Si elle se poursuit, cette augmentation de 1% pourrait faire grimper les frais de la dette du gouvernement américain d’environ 170 milliards de dollars. Une augmentation de 1% des taux d’intérêts du G7 augmente les intérêts débiteurs des pays du G7 d’environ 1 400 milliards de dollars."

Mince alors… on est coincé.

Avec cette montagne d’intérêts potentiels à l’esprit, on comprend peut-être mieux pourquoi la Réserve fédérale et d’autres banquiers centraux envoient chaque semaine des armées de commerciaux chargés de rassurer les marchés sur le fait que les taux d’intérêts officiels ne vont pas changer du tout (même s’ils ne peuvent pas vraiment contrôler les taux du marché).

▪ Mauvaises nouvelles = bonnes nouvelles…
Qui dit taux plus élevés dit intérêts supplémentaires à payer. Le gouvernement finance ces intérêts soit en s’endettant d’avantage, soit en augmentant les impôts, ce qui subtilise les ressources de l’économie réelle. Pour faire simple, une augmentation des taux d’intérêts paralyserait l’économie mondiale, ce qui explique pourquoi le marché craint tant un resserrement de la Fed. Toute amélioration des données économique qui présupposerait la fin de l’argent facile nous rapproche donc d’un nouveau ralentissement économique violent.

Voilà pourquoi on entend si souvent ces derniers temps sur les marchés la ritournelle financière : "les mauvaises nouvelles sont de bonnes nouvelles".

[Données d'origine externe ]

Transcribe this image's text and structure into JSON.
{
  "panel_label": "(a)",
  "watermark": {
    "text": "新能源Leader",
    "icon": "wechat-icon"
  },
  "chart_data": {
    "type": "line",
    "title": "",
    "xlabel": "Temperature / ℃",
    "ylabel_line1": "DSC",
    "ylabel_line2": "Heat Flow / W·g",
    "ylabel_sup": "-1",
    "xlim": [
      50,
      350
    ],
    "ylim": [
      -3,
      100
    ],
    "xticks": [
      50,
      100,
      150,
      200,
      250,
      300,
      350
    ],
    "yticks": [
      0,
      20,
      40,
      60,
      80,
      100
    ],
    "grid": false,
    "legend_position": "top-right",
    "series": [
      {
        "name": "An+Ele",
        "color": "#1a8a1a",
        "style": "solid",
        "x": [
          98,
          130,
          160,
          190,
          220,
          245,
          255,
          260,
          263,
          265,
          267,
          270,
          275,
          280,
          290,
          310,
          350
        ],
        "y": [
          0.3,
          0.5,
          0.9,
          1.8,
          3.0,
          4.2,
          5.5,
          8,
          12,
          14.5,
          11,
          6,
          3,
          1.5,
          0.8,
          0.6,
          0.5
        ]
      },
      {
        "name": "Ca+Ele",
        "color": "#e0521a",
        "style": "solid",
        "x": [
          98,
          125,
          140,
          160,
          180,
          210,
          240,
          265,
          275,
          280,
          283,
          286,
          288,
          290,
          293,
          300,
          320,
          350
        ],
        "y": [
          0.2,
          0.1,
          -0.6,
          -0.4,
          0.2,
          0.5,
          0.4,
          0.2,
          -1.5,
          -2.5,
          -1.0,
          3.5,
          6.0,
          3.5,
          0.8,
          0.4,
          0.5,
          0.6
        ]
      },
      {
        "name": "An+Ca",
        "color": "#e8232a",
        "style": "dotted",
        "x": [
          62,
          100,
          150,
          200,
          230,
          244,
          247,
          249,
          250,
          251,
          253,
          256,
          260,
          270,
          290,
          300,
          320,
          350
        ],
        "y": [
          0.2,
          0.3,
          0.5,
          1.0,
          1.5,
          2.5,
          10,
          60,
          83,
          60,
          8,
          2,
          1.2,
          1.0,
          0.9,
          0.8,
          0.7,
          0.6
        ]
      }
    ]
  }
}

Si vous pensez que nous allons finir par réussir à revenir plus ou moins à la "normale" en matière de fixation des taux d’intérêts, Satyajit Das a une statistique pour vous ramener sur terre. Il a souligné par exemple que selon une étude de la Banque des règlements internationaux, une augmentation de trois points de pourcentage des taux d’emprunts publics dans le monde aurait des effets dévastateurs sur la valeur des emprunts existants, avec des pertes équivalentes à environ 8% du PIB américain pour les bons du Trésor, ou à un chiffre vertigineux de 35% du PIB pour les obligations du gouvernement japonais.

Aïe aïe aïe…

Une telle augmentation des taux partout dans le monde est peu probable, cependant, et elle ne se produira certainement pas sans une augmentation majeure de l’inflation. Coincés dans un environnement croissance faible/inflation faible, Das pense donc que nous allons assister à des assouplissements quantitatifs jusqu’à la fin des temps.

Les gouvernements du monde entier augmenteront les impôts et diminueront les services pour essayer de remettre leurs finances en ordre

▪ La répression financière n’est pas près de s’arrêter
En plus de ces assouplissements quantitatifs sans fin, ou plutôt comme une extension de ces assouplissements quantitatifs sans fin, Das pense que nous serons tous soumis à la répression financière pendant des années encore — une répression qui prendra deux formes : d’une part, les gouvernements du monde entier augmenteront les impôts et diminueront les services pour essayer de remettre leurs finances en ordre. D’autre part, leurs banques centrales mettront au point des taux d’intérêts réels négatifs pour essayer de sortir du problème de la dette grâce à l’inflation.

Das reconnaît les problèmes posés par cette technique :

"La monétisation de la dette crée du ‘hasard moral’. Les taux faibles et le crédit facile rendent le marché laxiste. Les emprunteurs doivent faire face à moins de pression pour réduire un endettement qui n’est pas soutenable. Les faibles coûts de l’emprunt permettent le maintien d’investissements non-productifs. Les gouvernements sont moins encouragés à garder les finances publiques sous contrôle.

A terme, les politiques utilisées pour gérer la crise punissent la frugalité et l’épargne, et récompensent l’emprunt, la dilapidation des ressources, l’excès et le gâchis."

Eh oui. C’est bien vrai. Les "solutions" que les politiques recherchent sont la source exacte de tous nos problèmes depuis le départ. Une histoire tristement familière pour ceux qui nous suivent depuis un moment…

Mais comme Das l’a souligné, les problèmes que nous rencontrons sont des problèmes structurels profonds qui ne peuvent pas être résolu grâce à des politiques fiscales ou monétaires. Ce n’est rien de nouveau pour les lecteurs fidèles de la Chronique Agora. Nous clamons depuis bien longtemps que nos problèmes sont structurels et non cycliques et que la politique monétaire ne fait qu’alimenter les prix et l’activité de manière cyclique dans un monde structurellement déformé.